The abstract or intellectual realities, such as all the qualities and admirable perfections of humans, exist only in relative terms and are the result of perception, culture, world-view, geography and education. By themselves, they do not exist - neither good nor evil, light or dark, emptiness of fullness. Evil is simply a concept, and, applied to human behavior purely relative (what is good for one is bad for another and vice-versa.) Similarly, ignorance is the abstract opposite of knowledge, which is relative and abstract (a smart person for one is an idiot for another.) All these opposites have no physical, "real" existence.

Sensed realities are absolutely relative and despite our ability to sense them as physical, our senses interpret reality and therefore what is real for us is only interpretively and relativistically real and may not exist at all.

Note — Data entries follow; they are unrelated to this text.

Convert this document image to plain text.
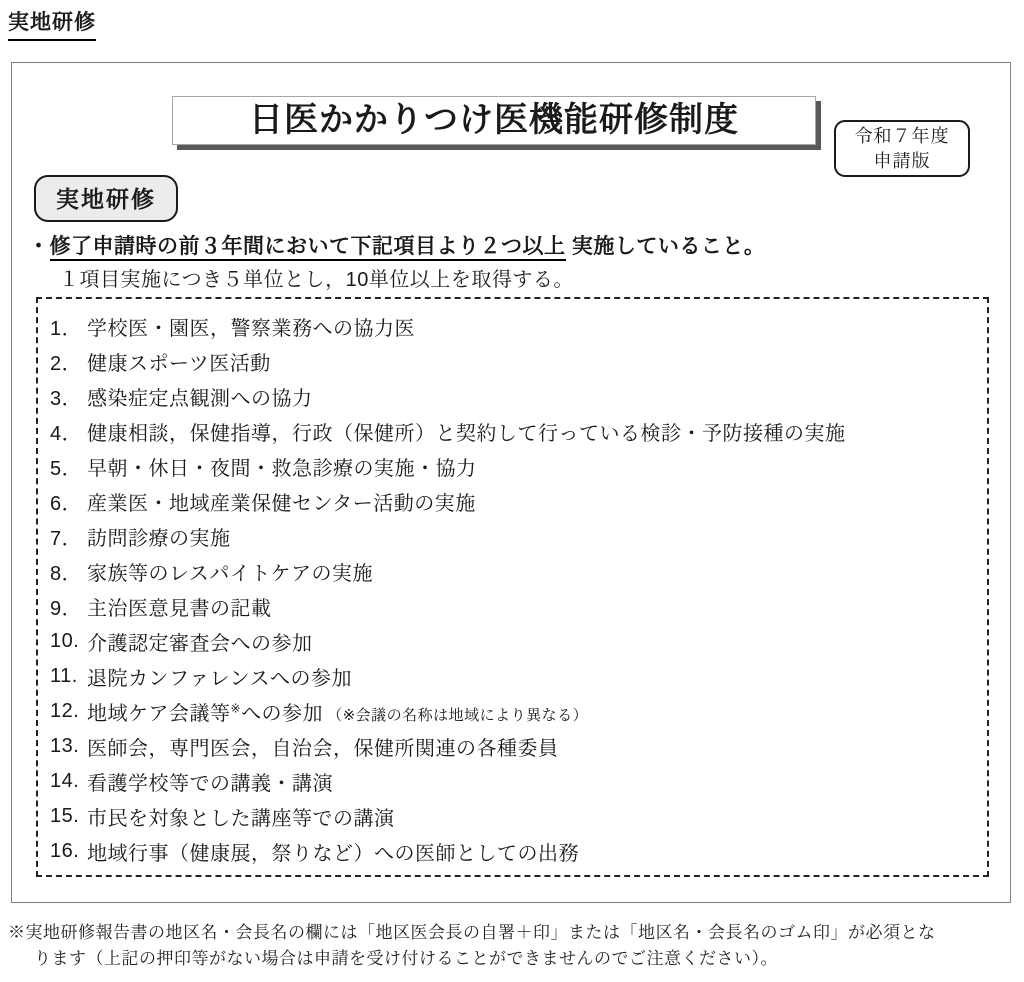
実地研修
日医かかりつけ医機能研修制度	令和７年度
申請版
実地研修
・修了申請時の前３年間において下記項目より２つ以上 実施していること。
１項目実施につき５単位とし，10単位以上を取得する。
1． 学校医・園医，警察業務への協力医
2． 健康スポーツ医活動
3． 感染症定点観測への協力
4． 健康相談，保健指導，行政（保健所）と契約して行っている検診・予防接種の実施
5． 早朝・休日・夜間・救急診療の実施・協力
6． 産業医・地域産業保健センター活動の実施
7． 訪問診療の実施
8． 家族等のレスパイトケアの実施
9． 主治医意見書の記載
10. 介護認定審査会への参加
11. 退院カンファレンスへの参加
12. 地域ケア会議等※への参加 （※会議の名称は地域により異なる）
13. 医師会，専門医会，自治会，保健所関連の各種委員
14. 看護学校等での講義・講演
15. 市民を対象とした講座等での講演
16. 地域行事（健康展，祭りなど）への医師としての出務
※実地研修報告書の地区名・会長名の欄には「地区医会長の自署＋印」または「地区名・会長名のゴム印」が必須とな
ります（上記の押印等がない場合は申請を受け付けることができませんのでご注意ください）。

Evil is another relative and abstract non-real concept; blindness is the inability to see what the non-blind see; deafness is filled with noise but not the sounds we hear; poverty is true wealth for many cultures and societies; illness and health are both illusions since we are born to die and we all suffer from dying, from the moment we are conceived to the moment our human bodies cease apparent function; weakness is often the greatest strength, just as cowardice is a quality of courage. And none of these "things" have their own intrinsic "reality".

A "thing" in relation to another "thing" may be evil, but at the same time by itself, merely "is". There is no evil in existence; all that God created, He created neither good or evil. Evil is nothingness, just as Good is nothing, both the "good" person and the "bad" person are good and bad to separate audiences. When humans are no longer alive, they are considered dead. But in fact, mutable form is all that exists, pre-life and after-life. Light and dark are both non-existing things. For some darkness is true light, and light is God's strategy for our ignorance - the more we see, the less we know.

It is therefore a Truth that all "things" perceptible or abstract, are psychological, relative and abstract. There is no evil and there is no good. One person may strive for evil and achieve good;; another may strive for good and achieve evil.

Everything - every thing - is nothing while nothing is everything; the universe is both infinite and infinitesimal, especially in the Mind of God.